# Boyfriend, Pot & Dismissal



## Arctic (Nov 9, 2013)

I've been dating this guy for 5 years, When I started going out with him I never knew he did pot, When I found out I never really thought about it cause he only did it occasionally and never around me but then he started getting money and hanging out with old friends unfortunately it started to become very noticeable and I ended up telling him it was either me or the weed and obviously he went with me. Now 2 years later here I am and he moved out of his parents house in with his "friend" this "friend" of his smokes pot EVERY day and has severe aggression problems when he doesn't get it, anyways he's started doing it again and he won't listen to my concerns and just blows me off all the time and yesterday was his b-day I told him I'd be down at this time I get there and he's been smoking pot the moment he opened the door it came rushing out so I gave him his gift(I wanted to smash it) and I walked out. He called me said you want to go out for dinner but that's embarrassing to walk around with someone smelling like that. Now we aren't speaking and I'm starting to wonder should I pursue this relationship anymore or should I be walking away. He won't listen and he just tells me I'm brainwashed but I have an expectation for my life and I plan to have my life that way and theres no room for pot or someone who does it. I can do the whole it's me or the pot again but would that be fair? I can live with it if he promises me he'd never do it again when we buy a house together but I can't live with him if that's what he wants to do with his life. Can't & Won't. Who has some advice on how to approach this subject without him shutting me out and down?


----------



## pidge70 (Jan 17, 2011)

Don't you have a thread stating you are married?
_Posted via Mobile Device_


----------



## EleGirl (Dec 3, 2011)

How old are the two of you?

He is not going to change. What you see is what you get. 

Your bf is not he person you want him to be. You cannot change him.


Arctic said:


> Who has some advice on how to approach this subject without him shutting me out and down?


The only thing you can do is to set clear boundaries for yourself. And if he continues to cross your boundaries then you stop seeing him.

So you say something to him like: “I am not willing to have a relationship with a pot head. If you ever decide to give it up and are clean for 6 months I’ll consider dating you. Until then, don’t contact me.”

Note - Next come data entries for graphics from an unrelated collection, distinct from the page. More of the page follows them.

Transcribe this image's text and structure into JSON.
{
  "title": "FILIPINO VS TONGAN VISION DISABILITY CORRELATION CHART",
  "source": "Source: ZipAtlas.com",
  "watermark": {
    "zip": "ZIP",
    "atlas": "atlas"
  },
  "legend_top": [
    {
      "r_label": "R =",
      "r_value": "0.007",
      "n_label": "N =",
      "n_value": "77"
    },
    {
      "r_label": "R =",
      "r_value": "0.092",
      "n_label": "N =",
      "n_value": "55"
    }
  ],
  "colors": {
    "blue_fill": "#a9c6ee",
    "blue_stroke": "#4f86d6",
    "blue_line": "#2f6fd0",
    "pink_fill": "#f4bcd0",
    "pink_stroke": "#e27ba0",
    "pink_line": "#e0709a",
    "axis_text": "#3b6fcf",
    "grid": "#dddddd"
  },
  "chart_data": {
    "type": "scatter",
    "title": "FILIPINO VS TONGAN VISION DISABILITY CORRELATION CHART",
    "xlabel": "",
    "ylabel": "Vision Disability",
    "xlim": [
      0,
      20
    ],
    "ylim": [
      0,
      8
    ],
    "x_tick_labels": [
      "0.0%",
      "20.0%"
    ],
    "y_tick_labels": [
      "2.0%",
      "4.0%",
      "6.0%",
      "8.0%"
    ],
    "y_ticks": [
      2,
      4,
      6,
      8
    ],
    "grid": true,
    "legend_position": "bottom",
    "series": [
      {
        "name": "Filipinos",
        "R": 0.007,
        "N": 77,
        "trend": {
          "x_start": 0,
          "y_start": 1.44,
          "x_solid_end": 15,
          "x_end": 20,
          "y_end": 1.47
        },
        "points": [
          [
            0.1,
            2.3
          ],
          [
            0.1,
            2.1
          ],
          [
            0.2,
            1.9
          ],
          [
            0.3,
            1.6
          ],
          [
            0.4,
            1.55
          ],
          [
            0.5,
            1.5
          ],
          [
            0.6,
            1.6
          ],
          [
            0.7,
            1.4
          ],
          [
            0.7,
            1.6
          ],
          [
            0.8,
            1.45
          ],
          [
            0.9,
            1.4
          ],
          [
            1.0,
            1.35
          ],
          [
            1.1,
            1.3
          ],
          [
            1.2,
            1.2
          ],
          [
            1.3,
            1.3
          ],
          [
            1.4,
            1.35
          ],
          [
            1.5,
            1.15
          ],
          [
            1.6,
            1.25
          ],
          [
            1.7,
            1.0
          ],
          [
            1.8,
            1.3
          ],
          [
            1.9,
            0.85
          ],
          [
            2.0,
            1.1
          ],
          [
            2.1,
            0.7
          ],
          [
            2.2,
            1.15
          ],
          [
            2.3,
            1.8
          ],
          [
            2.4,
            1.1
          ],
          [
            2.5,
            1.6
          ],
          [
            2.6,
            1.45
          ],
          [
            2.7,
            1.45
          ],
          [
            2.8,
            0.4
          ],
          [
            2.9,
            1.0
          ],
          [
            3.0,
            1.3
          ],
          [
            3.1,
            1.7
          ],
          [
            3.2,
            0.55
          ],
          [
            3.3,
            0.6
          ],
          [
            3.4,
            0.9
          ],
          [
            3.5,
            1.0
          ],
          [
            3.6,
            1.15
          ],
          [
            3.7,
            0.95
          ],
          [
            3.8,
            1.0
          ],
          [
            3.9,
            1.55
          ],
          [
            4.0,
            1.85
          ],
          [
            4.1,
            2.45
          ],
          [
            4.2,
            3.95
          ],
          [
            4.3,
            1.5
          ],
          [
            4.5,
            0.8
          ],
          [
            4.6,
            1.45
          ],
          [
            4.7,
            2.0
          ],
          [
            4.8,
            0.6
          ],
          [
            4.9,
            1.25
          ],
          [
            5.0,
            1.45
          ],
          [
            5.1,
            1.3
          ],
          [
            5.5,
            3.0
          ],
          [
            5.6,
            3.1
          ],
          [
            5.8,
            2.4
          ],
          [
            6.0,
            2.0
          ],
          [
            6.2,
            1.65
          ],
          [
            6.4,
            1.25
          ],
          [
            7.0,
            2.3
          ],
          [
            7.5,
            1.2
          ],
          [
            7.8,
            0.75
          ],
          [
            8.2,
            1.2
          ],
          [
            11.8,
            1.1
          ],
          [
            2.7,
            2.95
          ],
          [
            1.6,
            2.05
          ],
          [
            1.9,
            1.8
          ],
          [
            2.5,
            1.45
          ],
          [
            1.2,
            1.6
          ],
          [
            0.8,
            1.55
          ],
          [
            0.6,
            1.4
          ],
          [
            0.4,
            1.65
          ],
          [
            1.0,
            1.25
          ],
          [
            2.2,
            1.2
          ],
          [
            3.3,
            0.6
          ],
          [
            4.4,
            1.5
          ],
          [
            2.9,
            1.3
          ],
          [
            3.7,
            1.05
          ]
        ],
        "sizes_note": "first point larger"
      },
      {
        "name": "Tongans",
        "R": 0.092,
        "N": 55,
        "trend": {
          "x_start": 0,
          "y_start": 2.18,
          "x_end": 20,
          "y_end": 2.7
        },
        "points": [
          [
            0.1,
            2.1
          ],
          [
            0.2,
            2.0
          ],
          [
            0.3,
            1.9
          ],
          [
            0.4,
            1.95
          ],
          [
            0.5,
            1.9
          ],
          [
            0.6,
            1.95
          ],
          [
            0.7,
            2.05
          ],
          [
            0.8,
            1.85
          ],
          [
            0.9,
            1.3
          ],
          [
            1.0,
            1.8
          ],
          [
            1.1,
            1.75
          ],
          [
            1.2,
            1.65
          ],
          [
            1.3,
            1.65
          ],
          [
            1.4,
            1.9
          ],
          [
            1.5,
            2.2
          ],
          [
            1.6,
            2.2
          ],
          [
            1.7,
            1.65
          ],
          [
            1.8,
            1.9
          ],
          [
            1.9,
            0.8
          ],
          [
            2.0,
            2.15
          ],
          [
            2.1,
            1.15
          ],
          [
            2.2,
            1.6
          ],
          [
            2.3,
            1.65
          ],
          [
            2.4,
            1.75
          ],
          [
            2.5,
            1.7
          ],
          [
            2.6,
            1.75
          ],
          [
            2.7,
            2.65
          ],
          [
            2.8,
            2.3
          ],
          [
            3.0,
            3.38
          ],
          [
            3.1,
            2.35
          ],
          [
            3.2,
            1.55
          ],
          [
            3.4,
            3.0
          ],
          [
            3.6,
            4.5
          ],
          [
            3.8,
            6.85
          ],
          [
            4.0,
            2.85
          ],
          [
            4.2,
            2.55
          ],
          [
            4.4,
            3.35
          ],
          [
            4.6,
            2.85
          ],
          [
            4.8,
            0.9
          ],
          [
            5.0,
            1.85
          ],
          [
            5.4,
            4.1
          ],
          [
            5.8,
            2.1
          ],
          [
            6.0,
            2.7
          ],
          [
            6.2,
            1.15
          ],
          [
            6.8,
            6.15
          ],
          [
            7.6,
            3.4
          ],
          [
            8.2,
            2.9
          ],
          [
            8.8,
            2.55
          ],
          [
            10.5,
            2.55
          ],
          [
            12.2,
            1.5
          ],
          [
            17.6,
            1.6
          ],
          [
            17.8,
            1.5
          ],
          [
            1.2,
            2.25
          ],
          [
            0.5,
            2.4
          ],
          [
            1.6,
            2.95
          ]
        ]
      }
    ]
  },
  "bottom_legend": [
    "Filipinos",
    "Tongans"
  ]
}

Then you have to stick by it.


----------



## janesmith (Nov 29, 2010)

You accepted it even thought you didn't like it. He continues to smoke and you are still his girlfriend. You threatened to leave and didn't. He is reacting to what you are doing, not what you are saying because you don't mean it. You say you don't like something and then you continue to tolerate it being done to you. Your actions say this is not a deal breaker for you. It it were you wouldn't still be in a relationship with you. He doesn't have a problem. He is fine the way his life is. No you...have a decision to make.


----------